Nikolay Ivanovich Borodin (Николай Иванович Бородин; 25 September 1923 – 24 October 1975) was a senior sergeant of the Red Army and a participant in the Great Patriotic War. He was awarded the title Hero of the Soviet Union in 1945 for bravery during the crossing of the Neman River.

== Biography ==
Borodin was born on 25 September 1923 in the village of Koshelevka, Penza Governorate (now Spassky District, Penza Oblast), into a peasant family. In 1935, his family moved to the city of Gorky (now Nizhny Novgorod), where he completed seven years of school and attended a factory apprenticeship school at a machine tool plant. He worked as a turner at the Vorobyov Factory.

In 1942, Borodin was drafted into the Red Army and sent to the front. He served from an anti-tank gunner to an assistant platoon commander, taking part in the battles on the Kalinin Front, Don Front, Voronezh Front, 1st Baltic Front, and 3rd Belorussian Front. In 1944, he joined the VKP(b). He was wounded four times during combat. Borodin fought in the Rzhev–Vyazma offensive (1942), the Battle of Stalingrad, the Battle of Kursk, the liberation of Belarus and the Baltic States, the crossing of the Neman River, and the East Prussian offensive.

By July 1944, Guards Senior Sergeant Borodin served as assistant platoon commander of the 171st Guards Rifle Regiment, 1st Guards Motor Rifle Division, 11th Guards Army, 3rd Belorussian Front.

On 14 July 1944, despite enemy fire, Borodin was the first in his regiment to cross the Neman near Alytus. Though wounded, he remained on the battlefield and helped secure the bridgehead on the western bank. With his group, he destroyed about a company of enemy soldiers.

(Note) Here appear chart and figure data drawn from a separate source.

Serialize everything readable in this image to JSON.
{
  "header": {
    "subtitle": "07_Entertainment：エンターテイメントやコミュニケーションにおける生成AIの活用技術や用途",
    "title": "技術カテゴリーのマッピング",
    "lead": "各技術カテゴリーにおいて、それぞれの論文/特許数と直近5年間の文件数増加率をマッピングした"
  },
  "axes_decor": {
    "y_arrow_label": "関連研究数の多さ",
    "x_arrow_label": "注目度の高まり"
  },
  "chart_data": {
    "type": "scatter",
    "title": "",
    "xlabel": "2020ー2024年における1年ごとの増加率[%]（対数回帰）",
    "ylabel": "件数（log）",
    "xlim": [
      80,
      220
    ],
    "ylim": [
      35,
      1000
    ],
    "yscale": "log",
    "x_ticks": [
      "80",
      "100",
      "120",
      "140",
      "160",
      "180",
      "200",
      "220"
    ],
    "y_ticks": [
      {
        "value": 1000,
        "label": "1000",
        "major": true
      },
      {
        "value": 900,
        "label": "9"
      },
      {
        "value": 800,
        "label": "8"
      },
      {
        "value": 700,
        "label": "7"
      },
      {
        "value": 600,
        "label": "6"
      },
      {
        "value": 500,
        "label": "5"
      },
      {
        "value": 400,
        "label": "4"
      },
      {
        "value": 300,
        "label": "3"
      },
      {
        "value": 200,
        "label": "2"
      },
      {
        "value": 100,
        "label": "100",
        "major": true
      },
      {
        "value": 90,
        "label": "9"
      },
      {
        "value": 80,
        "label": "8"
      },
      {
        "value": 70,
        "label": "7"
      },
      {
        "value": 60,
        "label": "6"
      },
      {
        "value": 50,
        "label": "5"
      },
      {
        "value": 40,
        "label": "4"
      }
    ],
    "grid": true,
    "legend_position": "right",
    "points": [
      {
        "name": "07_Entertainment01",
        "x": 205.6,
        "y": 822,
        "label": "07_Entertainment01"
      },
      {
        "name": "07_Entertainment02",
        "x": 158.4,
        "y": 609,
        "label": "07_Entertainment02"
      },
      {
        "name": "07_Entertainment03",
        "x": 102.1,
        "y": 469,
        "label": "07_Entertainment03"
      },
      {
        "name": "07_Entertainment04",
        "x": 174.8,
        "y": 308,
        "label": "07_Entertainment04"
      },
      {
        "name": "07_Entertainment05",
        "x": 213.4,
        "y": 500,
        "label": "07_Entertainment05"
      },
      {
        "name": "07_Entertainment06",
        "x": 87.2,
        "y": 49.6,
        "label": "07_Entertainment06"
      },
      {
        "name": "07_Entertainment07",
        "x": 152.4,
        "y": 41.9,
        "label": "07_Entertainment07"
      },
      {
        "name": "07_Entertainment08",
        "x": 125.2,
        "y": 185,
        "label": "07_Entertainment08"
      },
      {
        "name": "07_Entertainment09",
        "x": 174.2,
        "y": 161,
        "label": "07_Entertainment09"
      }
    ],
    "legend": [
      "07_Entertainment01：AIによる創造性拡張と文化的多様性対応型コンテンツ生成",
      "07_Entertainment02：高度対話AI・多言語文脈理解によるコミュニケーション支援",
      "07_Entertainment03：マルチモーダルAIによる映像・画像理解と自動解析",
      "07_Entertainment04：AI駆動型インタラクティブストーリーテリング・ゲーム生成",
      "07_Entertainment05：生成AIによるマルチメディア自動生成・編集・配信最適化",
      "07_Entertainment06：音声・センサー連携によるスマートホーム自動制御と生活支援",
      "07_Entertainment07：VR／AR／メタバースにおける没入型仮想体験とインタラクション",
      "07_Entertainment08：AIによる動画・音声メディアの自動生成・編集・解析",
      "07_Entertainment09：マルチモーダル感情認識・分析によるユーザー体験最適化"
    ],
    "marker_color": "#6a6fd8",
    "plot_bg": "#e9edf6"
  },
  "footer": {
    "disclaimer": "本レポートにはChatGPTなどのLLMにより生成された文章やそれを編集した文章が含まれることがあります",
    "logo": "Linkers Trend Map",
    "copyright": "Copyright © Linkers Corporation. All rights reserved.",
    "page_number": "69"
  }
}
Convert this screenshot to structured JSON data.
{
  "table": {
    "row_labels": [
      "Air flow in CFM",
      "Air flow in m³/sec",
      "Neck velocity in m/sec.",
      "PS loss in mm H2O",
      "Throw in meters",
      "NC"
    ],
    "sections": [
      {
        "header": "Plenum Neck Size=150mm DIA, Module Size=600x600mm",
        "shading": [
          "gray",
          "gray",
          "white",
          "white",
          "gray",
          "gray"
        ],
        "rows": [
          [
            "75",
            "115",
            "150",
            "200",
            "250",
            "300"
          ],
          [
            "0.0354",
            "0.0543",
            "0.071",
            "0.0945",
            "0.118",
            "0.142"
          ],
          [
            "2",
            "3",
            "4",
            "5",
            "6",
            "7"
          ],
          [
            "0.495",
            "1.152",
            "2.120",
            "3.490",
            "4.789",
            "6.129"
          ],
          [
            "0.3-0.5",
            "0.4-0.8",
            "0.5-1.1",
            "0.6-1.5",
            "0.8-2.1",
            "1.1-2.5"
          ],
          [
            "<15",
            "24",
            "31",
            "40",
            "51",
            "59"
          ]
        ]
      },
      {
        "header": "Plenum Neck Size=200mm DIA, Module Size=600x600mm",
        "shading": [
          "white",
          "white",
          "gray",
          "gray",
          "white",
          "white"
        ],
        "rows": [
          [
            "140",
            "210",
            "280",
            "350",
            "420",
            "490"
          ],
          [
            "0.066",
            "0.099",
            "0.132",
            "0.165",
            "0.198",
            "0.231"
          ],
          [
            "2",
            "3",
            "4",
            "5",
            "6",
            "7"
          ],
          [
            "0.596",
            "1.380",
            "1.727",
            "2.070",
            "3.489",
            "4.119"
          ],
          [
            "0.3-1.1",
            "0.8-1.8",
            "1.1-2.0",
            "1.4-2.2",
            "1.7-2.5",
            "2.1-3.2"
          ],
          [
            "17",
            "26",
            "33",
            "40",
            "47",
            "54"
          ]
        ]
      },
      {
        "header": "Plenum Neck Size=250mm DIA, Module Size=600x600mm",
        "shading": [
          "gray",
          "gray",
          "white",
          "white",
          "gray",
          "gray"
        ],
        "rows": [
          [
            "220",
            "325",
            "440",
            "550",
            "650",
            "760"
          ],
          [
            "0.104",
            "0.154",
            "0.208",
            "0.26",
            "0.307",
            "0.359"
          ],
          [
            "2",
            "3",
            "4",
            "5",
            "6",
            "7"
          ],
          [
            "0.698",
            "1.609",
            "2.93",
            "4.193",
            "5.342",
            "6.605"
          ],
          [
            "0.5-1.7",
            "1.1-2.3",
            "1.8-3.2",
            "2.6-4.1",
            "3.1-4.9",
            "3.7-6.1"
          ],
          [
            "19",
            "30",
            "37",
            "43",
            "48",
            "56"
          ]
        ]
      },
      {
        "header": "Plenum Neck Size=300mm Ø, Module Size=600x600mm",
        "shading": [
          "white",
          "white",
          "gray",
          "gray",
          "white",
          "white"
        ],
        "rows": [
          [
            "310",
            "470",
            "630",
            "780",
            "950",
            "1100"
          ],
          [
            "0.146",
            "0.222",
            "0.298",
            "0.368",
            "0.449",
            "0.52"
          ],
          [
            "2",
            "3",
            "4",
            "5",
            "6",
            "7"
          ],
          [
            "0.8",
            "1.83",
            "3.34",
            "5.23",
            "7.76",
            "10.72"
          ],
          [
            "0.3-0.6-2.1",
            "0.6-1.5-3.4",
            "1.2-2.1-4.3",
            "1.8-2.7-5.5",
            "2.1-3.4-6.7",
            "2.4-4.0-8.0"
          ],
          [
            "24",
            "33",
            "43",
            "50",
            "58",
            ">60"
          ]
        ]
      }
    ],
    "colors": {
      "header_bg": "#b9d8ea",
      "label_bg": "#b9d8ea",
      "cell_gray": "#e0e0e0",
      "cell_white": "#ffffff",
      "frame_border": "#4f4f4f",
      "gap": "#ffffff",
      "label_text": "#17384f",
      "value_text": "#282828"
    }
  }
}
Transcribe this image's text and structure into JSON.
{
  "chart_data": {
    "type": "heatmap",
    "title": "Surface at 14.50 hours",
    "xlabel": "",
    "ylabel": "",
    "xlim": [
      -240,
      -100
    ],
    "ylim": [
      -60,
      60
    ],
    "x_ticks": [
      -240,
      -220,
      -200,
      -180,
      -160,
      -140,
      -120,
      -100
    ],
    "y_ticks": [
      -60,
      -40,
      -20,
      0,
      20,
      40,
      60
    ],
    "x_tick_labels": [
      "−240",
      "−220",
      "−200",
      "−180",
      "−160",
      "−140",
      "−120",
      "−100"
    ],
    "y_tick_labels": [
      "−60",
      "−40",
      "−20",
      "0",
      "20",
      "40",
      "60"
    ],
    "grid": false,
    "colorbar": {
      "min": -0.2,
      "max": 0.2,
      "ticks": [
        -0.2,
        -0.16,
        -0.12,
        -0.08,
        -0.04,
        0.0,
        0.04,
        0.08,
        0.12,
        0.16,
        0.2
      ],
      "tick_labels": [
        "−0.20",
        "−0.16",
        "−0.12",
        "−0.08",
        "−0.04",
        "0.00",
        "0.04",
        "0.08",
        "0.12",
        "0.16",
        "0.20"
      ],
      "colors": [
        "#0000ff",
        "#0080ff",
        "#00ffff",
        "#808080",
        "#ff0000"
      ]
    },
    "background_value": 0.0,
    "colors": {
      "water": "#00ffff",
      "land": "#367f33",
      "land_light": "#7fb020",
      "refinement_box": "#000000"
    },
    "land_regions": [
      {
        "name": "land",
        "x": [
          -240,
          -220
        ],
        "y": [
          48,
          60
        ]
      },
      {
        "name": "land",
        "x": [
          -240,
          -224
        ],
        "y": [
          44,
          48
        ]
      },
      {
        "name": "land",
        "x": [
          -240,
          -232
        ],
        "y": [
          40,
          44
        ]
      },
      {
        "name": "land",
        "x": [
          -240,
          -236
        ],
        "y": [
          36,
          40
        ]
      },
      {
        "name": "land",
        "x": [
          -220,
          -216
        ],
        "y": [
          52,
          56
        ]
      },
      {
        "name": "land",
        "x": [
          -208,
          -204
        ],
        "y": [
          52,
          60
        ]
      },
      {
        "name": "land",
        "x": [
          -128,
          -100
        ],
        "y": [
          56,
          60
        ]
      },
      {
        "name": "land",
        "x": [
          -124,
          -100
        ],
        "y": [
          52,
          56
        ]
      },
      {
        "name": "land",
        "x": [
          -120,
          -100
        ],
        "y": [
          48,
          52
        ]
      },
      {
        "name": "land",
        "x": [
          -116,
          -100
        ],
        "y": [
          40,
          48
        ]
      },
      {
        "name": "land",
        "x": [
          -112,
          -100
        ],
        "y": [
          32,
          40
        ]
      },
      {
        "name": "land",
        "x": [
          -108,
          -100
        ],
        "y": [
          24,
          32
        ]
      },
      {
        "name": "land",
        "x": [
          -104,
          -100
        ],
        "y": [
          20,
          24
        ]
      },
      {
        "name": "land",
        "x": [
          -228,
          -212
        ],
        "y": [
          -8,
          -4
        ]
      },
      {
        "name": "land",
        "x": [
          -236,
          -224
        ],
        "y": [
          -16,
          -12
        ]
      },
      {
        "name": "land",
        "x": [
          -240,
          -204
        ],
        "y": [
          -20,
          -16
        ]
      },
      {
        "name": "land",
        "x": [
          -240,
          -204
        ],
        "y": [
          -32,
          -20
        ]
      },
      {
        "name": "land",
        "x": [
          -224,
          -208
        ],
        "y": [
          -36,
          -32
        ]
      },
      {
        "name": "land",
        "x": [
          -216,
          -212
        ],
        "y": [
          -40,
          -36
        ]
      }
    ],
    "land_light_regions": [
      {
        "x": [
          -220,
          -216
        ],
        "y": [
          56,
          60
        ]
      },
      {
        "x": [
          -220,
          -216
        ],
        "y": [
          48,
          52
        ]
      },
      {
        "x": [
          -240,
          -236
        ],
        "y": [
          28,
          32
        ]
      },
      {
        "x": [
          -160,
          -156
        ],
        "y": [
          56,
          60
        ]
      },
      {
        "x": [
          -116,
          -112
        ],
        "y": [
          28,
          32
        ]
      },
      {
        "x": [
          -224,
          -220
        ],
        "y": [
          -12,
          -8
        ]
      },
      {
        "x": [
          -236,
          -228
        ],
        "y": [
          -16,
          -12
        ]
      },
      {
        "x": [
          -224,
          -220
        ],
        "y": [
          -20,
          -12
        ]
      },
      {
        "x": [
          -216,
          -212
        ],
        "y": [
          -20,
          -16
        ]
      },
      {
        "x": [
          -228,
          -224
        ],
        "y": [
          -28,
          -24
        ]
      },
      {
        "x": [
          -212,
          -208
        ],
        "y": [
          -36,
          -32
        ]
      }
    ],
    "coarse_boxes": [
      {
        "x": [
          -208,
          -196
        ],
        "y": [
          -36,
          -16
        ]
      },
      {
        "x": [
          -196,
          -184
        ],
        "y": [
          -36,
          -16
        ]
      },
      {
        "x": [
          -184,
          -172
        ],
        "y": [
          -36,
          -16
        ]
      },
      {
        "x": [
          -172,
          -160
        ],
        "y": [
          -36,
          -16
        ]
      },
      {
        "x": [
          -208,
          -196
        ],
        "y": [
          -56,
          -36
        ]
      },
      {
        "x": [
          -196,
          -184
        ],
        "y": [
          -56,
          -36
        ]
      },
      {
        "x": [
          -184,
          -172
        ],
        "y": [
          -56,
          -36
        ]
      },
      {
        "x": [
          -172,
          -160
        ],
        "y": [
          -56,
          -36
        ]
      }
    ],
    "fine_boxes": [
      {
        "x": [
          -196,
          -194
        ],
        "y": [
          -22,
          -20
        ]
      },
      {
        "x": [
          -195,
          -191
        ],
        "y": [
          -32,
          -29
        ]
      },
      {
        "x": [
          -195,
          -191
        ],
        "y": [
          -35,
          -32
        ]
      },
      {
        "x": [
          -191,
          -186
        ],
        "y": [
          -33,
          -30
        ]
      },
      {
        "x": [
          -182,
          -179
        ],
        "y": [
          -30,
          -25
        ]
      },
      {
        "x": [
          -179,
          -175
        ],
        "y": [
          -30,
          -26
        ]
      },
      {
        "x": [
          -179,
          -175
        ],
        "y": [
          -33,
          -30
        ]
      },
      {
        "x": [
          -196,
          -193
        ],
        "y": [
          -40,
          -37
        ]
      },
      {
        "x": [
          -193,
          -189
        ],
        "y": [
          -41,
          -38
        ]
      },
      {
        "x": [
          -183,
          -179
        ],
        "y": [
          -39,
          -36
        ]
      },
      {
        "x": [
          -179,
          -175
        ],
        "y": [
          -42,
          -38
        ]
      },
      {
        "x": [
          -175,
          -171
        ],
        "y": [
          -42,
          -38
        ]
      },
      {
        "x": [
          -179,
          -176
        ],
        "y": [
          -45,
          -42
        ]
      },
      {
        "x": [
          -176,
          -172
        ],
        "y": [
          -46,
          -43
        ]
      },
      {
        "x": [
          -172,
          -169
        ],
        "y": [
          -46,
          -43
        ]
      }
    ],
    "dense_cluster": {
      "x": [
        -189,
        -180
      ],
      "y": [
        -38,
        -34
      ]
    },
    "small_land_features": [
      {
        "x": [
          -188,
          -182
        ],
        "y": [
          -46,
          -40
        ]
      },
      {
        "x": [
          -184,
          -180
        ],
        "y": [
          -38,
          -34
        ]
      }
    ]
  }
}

By decree of the Presidium of the Supreme Soviet of the USSR on 24 March 1945, for "exemplary performance of combat missions of the command at the front against the German invaders and for the courage and heroism displayed," Guards Senior Sergeant Nikolai Borodin was awarded the title of Hero of the Soviet Union with the Order of Lenin and the Gold Star Medal (No. 7337).

In March 1945, Borodin was demobilized due to disability. He worked for three years as chairman of a kolkhoz in the Narovchatsky District of Penza Oblast, and later returned to Gorky, where he worked at the Gorky Automobile Plant. He died on 24 October 1975 and was buried in the Old Avtozavodskoye Cemetery.

Borodin also received the Order of the Patriotic War (2nd class), the Order of the Red Star, the Medal "For Courage", and several other medals.

== Commemoration ==
- A bust of Nikolay Borodin stands in the village of Narovchat on the Alley of Heroes, dedicated to natives and residents of the Narovchatsky District of Penza Oblast.
- A memorial plaque in honor of Nikolay Borodin is installed on the house where he lived in Nizhny Novgorod.